A Country That's So Close and Yet So Far
"The rainy season is over"
Hiromi Kimoto
October 15, 2001
It's a pleasant morning with clear skies and a gentle cool breeze. I guess that the stormy rain last night has brought fresh air. Since almost ten days went by without a drop of rain, which we used to have at least once a day before that, I was thinking "the rainy season must be over." But again, the sound of heavy rain woke me up last night at around 2:30am. It was such a heavy rain as if a bucket of water had been turned over, and the road in front of our house looked like a creek. Yet even such terrible rain stops completely around 5:00am, which is the time for people to wake up and start the day, and I'm just impressed by that as thinking "What thoughtful rain..." Because an unpaved road and the trees in the gardens have absorbed a great deal of rainwater, there are not so many puddles in the road. It normally doesn't keep raining day after day even during the rainy season, and most of the time it rains in the night. So it seems that rain rarely makes people's lives miserable.
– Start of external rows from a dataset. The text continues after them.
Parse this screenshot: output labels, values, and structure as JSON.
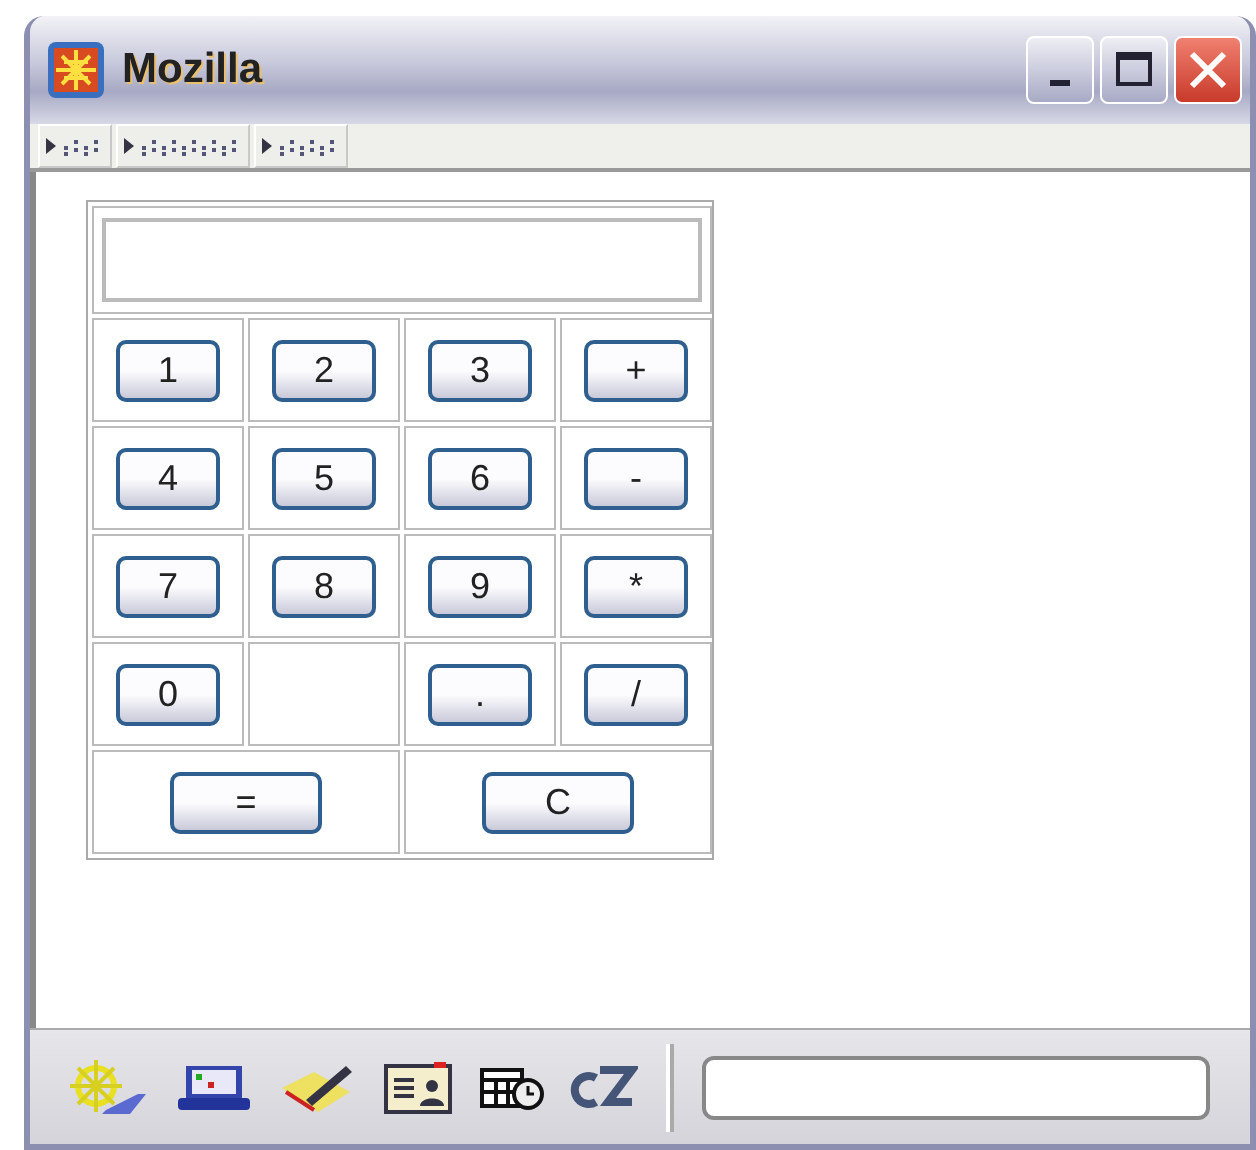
{
  "window": {
    "title": "Mozilla"
  },
  "calculator": {
    "rows": [
      [
        {
          "kind": "key",
          "label": "1"
        },
        {
          "kind": "key",
          "label": "2"
        },
        {
          "kind": "key",
          "label": "3"
        },
        {
          "kind": "key",
          "label": "+"
        }
      ],
      [
        {
          "kind": "key",
          "label": "4"
        },
        {
          "kind": "key",
          "label": "5"
        },
        {
          "kind": "key",
          "label": "6"
        },
        {
          "kind": "key",
          "label": "-"
        }
      ],
      [
        {
          "kind": "key",
          "label": "7"
        },
        {
          "kind": "key",
          "label": "8"
        },
        {
          "kind": "key",
          "label": "9"
        },
        {
          "kind": "key",
          "label": "*"
        }
      ],
      [
        {
          "kind": "key",
          "label": "0"
        },
        {
          "kind": "empty"
        },
        {
          "kind": "key",
          "label": "."
        },
        {
          "kind": "key",
          "label": "/"
        }
      ],
      [
        {
          "kind": "wide",
          "label": "="
        },
        {
          "kind": "wide",
          "label": "C"
        }
      ]
    ]
  }
}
When I went to the Australian Club after returing to Vientiane from Japan at the beginning of September, I was a bit surprised. There used to be a distance of ten meters or so between the club and the riverside. Lettuce and corn were being planted there early in August, but that field was now covered with water, and the stream of the Mekong River has come so close that it was almost getting into the club facility. The following day I've received a notice from the Japanese Embassy saying "Due to the high rainfall this year, the lower reaches of the Mekong River has been damaged by flooding. Precautions should be taken around the riverside also in Vientiane." But then two days later another notice said "There is no need to be cautious about flood damage around Vientiane." Wondering if the situation could change so easily only within one or two days, I went to the club, but surprisingly, I found that the riverside had receded a bit. Then the riverside became more and more distant each day, and yesterday I finally saw young boys hoeing the field. I'm sure that the land with a lot of nourishment, which the river has brought, will produce healthy vegetables. The river, nature, and people's lives are closely connected; seeing such a simple fact right before my eyes I was filled with deep emotion.
Although there was no damage around Vientiane, some areas in the lower reaches of the Mekong River suffered from floods. I heard that some towns in the south were covered with water. They don't have a Meteorological Agency in this country. So there are neither weather forecasts nor reports of the previous day's precipitation. Some technicians from Japan seem to be keeping a record of daily temperature in Vientiane though. When we say hot or cold, it's just a difference of two or three degrees anyway, and people ride bicycles holding up umbrellas when it rains. In that kind of life weather forecasts are unnecessary. On rainy days, Ms. Simon comes to our house with a black raincoat on. When I say "The rain must be bothersome," she replies, "Yes, because I can't go as fast as usual on my motorcycleÉ." She doesn't seem to be so troubled.
The rainy season is almost over. I heard that various kinds of vegetables are going to appear on the market in a little while. I'm looking forward to that.